The County Board of Supervisors voted Tuesday to oppose any attempt by the San Diego Association of Governments to re-allocate remaining funds from TransNet, the sales tax measure for transportation that won’t come close to bringing in enough money for all the projects voters thought they were getting when they extended it in 2004.

SANDAG’s new director, Hasan Ikhrata, said Friday that he’s going to ask the board in the next two months to abandon the remaining 15 TransNet projects that have yet to break ground, 14 of which are freeway projects that are prioritized by officials in North County and East County, and immediately budget $300 million to start planning and environmental review for new transit projects.

He imagines that as a precurser to a new, transit-focused vision of a regional transportation system he’s pushing SANDAG to adopt by 2021.

In February, Ikhrata told his board it was time to accept TransNet’s financial problems and decide what to cut.

But Supervisors Jim Desmond and Kristin Gaspar pushed the County Board of Supervisors to oppose any modification to TransNet. Their motion also included a promise to advocate for highway projects to be part of SANDAG’s next regional plan.

“Even with SANDAG’s new vision, 90 percent of people are still going to be in cars,” Desmond said.

Board Chair Dianne Jacob joined Desmond and Gaspar supporting the motion. Supervisors Nathan Fletcher and Greg Cox voted against it, arguing TransNet expressly allows SANDAG to make changes. Fletcher argued the realities of climate change demand a renewed focus on transit investment.

“I agree promises have been made and should be kept, but opposing any modification before seeing anything would be premature,” Cox said.

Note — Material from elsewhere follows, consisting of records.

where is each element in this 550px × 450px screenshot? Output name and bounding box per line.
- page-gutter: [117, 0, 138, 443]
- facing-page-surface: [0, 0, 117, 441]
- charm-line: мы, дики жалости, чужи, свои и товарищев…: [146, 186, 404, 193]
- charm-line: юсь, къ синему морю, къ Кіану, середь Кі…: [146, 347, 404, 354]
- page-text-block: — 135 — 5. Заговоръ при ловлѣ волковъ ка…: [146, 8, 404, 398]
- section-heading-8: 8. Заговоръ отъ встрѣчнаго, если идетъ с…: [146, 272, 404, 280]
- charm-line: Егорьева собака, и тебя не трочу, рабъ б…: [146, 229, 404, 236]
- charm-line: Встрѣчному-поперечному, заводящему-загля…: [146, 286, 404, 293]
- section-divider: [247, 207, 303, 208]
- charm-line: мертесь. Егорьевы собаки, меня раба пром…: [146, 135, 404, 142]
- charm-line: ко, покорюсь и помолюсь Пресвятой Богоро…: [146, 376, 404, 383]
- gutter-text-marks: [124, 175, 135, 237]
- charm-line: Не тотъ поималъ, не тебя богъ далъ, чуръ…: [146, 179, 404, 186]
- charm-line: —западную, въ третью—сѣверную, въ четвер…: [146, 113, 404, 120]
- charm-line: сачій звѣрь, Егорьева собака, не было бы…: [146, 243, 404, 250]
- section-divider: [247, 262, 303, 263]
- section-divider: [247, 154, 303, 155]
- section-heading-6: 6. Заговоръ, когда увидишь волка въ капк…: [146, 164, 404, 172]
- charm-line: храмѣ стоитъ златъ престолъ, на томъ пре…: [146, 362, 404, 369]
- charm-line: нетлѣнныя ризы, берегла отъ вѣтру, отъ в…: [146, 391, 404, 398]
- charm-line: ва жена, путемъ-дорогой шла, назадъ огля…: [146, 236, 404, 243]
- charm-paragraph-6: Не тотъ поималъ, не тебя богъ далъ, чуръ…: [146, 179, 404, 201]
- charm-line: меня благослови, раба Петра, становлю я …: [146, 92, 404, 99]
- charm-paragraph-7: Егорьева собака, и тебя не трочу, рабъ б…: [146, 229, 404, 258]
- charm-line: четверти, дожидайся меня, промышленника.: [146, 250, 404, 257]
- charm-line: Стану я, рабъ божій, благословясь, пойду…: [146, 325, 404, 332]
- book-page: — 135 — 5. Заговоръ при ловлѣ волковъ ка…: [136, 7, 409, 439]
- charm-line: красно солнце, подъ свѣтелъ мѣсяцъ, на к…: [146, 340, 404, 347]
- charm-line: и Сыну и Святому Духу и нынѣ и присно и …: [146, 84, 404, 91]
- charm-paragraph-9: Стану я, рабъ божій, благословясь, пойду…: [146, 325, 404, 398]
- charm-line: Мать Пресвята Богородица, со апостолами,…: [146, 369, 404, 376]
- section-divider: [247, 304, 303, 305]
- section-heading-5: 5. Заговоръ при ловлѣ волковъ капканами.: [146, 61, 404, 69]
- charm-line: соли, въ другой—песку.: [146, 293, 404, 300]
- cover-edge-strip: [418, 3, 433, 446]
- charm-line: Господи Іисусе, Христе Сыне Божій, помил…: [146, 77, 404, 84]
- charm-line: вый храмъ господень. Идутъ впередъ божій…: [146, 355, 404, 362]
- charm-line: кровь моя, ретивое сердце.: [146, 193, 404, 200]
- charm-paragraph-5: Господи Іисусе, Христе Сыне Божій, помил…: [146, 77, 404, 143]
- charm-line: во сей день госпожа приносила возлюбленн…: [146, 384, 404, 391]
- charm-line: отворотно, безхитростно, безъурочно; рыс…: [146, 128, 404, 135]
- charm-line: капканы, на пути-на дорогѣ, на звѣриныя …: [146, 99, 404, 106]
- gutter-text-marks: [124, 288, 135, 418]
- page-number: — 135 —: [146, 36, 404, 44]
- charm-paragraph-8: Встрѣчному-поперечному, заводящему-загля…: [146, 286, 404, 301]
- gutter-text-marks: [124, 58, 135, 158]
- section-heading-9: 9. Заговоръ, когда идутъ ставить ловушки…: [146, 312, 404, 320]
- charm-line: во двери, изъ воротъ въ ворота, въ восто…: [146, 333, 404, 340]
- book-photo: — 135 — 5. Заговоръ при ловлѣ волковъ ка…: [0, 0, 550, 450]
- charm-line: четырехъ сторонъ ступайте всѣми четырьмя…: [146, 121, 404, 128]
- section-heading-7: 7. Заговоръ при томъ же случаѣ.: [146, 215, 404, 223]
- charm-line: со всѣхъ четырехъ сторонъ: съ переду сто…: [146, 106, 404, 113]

Two-thirds of SANDAG’s board needs to approve any change to TransNet.

But county’s motion was symbolic. Gaspar and Desmond are already on SANDAG’s board. They could have cast their votes against the amendment regardless of what the county decided.

  • Jacob opposed TransNet back in 2004. She said t it spent too much on transit was “dishonest and deceptive” specifically because it allowed SANDAG to amend the measure. Tuesday, she argued it was improper for SANDAG to make any changes regardless, because she didn’t think voters understood that part of the measure when they approved it.
  • In late 2012, SANDAG amended TransNet to buy the SR 125 toll road, after the private company that built it went bankrupt.